On Monday 17 November 2003 13:42, Renat Golubchyk wrote:
> On Monday 17 November 2003 04:55, Jason Stubbs wrote:
> > On Monday 17 November 2003 10:51, Luke Scharf wrote:
> > > On Sun, 2003-11-16 at 19:31, Stroller wrote:
> > > > On Nov 16, 2003, at 8:03 pm, Luke Scharf wrote:
> > > > >      4. Emerge -- does unmerge remove the files from the system?
> > > >
> > > > I always use `emerge -C some-package`, but someone else will be along
> > > > shortly with a safer option.
> > >
> > > According to the man page, that's the official way to do it!
> > >
> > > "emerge unmerge " == "emerge -C "
> >
> > "emerge unmerge" != "emerge -C"
> > "emerge clean" == "emerge -C"
>
> Hmm, it's actually the other way round. From the manpage:
> clean (-c)
>    Cleans the system by removing packages that will not effect the
>    functionality of the system. The arguments can be ebuilds, classes, or
>    dependencies.  For example, emerge clean binutils cleans out old
> versions of binutils; emerge clean net-www/mozilla-0.9.9-r2 cleans out that
> specific version of Mozilla. This is generally safe to use. Note that clean
> does not remove unslotted packages.
> unmerge (-C)
>    WARNING: This action can remove important packages! Removes all matching
>    packages.
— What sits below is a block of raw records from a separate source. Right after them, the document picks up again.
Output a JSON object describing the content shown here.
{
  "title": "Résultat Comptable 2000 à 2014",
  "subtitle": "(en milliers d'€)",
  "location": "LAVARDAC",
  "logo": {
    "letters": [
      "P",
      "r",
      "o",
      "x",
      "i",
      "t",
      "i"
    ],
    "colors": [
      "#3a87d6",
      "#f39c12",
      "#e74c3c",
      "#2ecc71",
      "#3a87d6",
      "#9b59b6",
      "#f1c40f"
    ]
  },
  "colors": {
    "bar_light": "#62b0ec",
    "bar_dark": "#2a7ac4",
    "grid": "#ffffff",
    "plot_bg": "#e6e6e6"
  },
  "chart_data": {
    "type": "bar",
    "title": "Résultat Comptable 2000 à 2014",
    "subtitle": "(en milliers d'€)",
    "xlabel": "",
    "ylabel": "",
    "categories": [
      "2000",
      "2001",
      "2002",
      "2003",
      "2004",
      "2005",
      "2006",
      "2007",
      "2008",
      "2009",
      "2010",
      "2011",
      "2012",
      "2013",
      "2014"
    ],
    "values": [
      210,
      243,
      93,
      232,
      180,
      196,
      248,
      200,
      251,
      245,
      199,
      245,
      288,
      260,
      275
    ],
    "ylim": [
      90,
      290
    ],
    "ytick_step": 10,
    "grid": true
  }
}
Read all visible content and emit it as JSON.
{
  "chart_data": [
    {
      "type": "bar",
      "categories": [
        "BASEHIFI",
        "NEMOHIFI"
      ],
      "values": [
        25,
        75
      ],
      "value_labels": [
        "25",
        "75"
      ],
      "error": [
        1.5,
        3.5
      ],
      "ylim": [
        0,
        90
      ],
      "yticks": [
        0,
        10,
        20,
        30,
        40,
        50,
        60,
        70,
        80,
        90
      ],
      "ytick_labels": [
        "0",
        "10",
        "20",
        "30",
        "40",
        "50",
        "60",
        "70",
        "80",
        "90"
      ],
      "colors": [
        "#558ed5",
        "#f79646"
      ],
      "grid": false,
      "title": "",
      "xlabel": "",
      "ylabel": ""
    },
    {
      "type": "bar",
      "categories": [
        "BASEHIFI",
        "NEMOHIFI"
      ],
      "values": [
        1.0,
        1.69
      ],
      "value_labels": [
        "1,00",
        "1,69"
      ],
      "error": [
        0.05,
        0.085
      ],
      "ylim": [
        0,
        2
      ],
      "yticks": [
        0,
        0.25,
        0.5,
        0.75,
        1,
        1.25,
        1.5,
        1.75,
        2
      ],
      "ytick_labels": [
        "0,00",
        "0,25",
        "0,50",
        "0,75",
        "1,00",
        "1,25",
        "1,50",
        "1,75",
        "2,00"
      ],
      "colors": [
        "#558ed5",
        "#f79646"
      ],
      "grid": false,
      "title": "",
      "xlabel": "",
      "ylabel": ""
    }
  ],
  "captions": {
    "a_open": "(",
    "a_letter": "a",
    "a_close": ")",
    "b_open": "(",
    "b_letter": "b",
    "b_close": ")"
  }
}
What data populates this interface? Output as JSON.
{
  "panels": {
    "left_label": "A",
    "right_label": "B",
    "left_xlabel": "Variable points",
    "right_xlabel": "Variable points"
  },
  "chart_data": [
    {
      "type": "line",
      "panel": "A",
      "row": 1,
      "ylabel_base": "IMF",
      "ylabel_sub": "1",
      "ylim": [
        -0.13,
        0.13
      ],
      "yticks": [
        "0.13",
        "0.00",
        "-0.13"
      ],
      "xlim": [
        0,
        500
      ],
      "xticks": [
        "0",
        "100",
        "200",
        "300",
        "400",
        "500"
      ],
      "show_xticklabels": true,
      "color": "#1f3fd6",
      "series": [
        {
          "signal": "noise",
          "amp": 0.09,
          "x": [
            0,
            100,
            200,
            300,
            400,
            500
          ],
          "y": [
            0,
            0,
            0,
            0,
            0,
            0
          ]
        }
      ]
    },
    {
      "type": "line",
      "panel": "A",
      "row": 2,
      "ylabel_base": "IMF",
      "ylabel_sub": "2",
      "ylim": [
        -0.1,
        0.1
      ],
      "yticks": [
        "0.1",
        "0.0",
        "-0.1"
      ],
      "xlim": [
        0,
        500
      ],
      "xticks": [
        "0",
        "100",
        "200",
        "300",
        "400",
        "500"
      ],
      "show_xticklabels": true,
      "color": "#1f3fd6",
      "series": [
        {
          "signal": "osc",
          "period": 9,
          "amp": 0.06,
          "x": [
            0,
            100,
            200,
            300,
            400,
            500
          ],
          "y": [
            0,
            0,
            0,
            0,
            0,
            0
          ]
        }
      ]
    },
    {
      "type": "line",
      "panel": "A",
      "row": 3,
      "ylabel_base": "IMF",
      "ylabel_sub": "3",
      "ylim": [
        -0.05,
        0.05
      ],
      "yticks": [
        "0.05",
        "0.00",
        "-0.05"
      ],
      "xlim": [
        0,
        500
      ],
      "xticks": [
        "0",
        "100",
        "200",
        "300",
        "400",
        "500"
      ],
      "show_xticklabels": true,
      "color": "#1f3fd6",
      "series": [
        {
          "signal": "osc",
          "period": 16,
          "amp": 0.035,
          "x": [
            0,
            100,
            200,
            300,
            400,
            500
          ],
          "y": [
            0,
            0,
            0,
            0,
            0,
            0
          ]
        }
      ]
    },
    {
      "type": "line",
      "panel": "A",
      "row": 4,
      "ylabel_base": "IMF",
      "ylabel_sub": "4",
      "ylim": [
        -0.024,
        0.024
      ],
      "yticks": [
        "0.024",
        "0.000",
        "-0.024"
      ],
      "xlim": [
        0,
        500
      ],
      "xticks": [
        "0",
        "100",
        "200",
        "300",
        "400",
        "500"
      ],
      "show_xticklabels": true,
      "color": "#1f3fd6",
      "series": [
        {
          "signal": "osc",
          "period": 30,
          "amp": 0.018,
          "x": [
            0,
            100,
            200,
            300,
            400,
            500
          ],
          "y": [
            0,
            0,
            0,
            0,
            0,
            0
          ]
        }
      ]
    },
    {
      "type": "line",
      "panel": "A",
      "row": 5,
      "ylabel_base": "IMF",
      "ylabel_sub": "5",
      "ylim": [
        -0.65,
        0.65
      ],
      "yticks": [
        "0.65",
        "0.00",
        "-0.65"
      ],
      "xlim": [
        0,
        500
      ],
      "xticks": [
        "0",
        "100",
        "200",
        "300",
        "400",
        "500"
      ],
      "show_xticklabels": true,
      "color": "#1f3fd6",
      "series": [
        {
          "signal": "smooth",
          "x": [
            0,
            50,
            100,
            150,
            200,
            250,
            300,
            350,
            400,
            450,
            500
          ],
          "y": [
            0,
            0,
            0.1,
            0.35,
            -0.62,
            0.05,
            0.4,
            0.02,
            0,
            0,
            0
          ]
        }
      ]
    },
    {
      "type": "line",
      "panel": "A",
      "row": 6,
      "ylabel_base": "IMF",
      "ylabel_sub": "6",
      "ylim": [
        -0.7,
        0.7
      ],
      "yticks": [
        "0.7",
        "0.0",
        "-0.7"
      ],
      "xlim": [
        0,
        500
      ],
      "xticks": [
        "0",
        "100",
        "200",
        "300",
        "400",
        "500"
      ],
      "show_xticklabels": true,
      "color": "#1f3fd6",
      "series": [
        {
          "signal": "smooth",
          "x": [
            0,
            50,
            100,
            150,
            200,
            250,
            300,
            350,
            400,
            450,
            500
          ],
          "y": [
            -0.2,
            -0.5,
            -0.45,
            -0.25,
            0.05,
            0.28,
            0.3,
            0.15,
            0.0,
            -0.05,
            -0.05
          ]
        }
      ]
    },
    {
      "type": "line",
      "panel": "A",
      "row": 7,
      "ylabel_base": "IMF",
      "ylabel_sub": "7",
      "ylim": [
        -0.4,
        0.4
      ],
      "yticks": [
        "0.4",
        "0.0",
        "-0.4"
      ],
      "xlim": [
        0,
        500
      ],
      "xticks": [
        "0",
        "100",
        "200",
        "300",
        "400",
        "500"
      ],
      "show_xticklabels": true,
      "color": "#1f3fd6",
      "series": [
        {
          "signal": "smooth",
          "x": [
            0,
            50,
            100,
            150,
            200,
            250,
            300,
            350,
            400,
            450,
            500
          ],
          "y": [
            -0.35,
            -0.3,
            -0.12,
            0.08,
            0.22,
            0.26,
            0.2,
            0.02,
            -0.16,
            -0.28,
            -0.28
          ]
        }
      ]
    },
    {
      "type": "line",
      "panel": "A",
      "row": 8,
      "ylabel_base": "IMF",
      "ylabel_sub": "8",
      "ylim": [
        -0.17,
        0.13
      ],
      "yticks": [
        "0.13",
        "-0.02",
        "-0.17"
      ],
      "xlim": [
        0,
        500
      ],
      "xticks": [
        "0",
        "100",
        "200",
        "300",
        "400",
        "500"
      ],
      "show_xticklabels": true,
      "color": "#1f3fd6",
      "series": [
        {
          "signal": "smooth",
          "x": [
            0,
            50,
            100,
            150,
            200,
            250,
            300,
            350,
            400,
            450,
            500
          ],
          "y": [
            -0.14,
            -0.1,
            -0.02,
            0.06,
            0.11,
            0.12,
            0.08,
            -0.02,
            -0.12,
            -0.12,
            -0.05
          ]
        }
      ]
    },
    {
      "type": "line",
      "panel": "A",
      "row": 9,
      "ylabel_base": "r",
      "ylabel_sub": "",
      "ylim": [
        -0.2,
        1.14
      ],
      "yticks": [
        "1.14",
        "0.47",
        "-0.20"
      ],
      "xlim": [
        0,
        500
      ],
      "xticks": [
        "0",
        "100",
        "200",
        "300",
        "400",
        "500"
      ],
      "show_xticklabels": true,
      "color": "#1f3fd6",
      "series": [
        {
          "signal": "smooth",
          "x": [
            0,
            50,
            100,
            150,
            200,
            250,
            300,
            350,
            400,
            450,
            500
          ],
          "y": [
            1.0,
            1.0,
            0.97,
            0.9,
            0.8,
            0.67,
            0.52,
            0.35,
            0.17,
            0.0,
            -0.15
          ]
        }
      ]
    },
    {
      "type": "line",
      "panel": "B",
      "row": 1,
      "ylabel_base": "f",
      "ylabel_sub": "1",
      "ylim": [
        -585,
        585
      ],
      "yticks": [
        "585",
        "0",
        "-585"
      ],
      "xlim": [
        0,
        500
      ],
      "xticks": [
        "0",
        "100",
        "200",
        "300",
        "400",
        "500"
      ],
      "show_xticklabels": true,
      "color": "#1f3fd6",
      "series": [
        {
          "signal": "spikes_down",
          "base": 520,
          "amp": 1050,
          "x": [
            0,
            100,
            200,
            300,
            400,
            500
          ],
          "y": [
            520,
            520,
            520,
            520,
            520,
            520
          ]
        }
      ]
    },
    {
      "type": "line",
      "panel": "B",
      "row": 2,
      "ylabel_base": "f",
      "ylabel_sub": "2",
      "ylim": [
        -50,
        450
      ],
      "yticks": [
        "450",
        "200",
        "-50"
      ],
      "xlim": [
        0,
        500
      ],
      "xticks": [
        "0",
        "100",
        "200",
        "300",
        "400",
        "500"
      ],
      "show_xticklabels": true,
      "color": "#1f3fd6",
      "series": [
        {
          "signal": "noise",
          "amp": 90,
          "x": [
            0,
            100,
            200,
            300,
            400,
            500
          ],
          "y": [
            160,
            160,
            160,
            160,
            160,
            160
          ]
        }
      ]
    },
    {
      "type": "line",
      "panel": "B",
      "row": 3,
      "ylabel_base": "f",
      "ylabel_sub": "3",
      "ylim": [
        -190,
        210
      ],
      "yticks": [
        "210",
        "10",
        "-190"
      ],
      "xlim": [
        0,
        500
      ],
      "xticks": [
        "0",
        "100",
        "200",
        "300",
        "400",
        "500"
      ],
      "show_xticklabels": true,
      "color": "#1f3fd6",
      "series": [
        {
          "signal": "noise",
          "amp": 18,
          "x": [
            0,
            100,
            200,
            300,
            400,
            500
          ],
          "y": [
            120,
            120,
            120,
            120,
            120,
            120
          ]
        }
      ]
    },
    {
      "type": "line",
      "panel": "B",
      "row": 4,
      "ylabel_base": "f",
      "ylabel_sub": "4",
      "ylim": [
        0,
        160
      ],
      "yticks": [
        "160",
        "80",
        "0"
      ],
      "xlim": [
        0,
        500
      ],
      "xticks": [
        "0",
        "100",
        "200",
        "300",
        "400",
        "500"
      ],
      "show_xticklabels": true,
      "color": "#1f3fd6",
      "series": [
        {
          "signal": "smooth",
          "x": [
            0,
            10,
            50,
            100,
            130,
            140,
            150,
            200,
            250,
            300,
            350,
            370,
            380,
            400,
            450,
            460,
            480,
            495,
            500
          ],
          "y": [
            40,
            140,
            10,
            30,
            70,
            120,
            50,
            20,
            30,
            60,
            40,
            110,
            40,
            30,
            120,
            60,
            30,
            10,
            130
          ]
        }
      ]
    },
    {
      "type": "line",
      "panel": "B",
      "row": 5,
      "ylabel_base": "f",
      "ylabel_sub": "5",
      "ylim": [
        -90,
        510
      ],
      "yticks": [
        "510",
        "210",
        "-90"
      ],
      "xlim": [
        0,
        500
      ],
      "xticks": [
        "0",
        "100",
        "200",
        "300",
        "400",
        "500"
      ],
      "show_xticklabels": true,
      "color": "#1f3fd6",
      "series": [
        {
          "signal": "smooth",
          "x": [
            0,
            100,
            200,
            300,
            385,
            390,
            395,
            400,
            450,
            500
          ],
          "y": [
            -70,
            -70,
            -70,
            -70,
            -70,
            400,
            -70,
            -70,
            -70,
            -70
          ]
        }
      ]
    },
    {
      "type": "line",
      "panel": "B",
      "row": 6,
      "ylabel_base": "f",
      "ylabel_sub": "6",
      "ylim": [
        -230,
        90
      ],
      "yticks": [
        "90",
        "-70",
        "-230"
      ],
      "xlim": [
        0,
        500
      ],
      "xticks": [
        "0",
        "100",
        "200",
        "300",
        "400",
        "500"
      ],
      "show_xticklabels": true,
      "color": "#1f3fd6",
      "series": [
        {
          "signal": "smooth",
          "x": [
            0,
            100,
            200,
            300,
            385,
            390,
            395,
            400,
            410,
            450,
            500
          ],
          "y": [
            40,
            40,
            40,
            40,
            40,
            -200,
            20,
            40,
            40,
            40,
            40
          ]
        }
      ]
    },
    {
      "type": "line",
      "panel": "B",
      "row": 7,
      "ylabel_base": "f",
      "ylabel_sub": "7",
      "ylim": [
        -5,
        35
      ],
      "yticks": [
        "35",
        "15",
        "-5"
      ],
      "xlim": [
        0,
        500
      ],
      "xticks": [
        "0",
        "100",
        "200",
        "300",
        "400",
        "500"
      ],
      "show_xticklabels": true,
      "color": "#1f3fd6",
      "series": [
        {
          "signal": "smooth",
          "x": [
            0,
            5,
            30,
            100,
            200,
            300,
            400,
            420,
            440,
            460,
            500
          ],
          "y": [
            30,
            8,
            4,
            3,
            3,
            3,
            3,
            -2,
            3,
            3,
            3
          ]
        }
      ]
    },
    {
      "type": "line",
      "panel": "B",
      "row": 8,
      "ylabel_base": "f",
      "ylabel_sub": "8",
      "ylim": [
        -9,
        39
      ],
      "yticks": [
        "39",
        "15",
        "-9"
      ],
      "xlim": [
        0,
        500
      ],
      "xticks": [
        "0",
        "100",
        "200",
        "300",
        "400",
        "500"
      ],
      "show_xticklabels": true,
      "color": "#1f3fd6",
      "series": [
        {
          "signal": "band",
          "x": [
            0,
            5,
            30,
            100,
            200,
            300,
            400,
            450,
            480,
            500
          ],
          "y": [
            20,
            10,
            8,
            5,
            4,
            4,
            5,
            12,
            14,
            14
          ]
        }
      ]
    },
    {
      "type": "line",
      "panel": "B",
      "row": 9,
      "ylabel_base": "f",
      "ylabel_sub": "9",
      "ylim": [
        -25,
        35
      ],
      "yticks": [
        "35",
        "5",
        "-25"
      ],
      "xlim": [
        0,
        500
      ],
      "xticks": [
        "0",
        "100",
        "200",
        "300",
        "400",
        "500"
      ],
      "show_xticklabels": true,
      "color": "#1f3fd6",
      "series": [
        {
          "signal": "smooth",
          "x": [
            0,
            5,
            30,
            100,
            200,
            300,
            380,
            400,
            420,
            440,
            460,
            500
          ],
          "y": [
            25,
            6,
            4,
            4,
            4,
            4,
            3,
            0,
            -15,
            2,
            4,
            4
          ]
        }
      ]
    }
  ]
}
This does no checking of dependencies, so it may remove
> packages necessary for the proper operation of your system. Its arguments
> can be ebuilds, classes, or dependencies -- see clean above for examples.

Hmmm.. yeah you're right. I was wondering why nobody else had said anything. I 
didn't notice the difference between the -c and the -C. Thanks for clearing 
that up!

For the record, I don't use either of them. I have AUTOCLEAN=yes and always 
use unmerge instead of -C. Forgive my misunderstanding.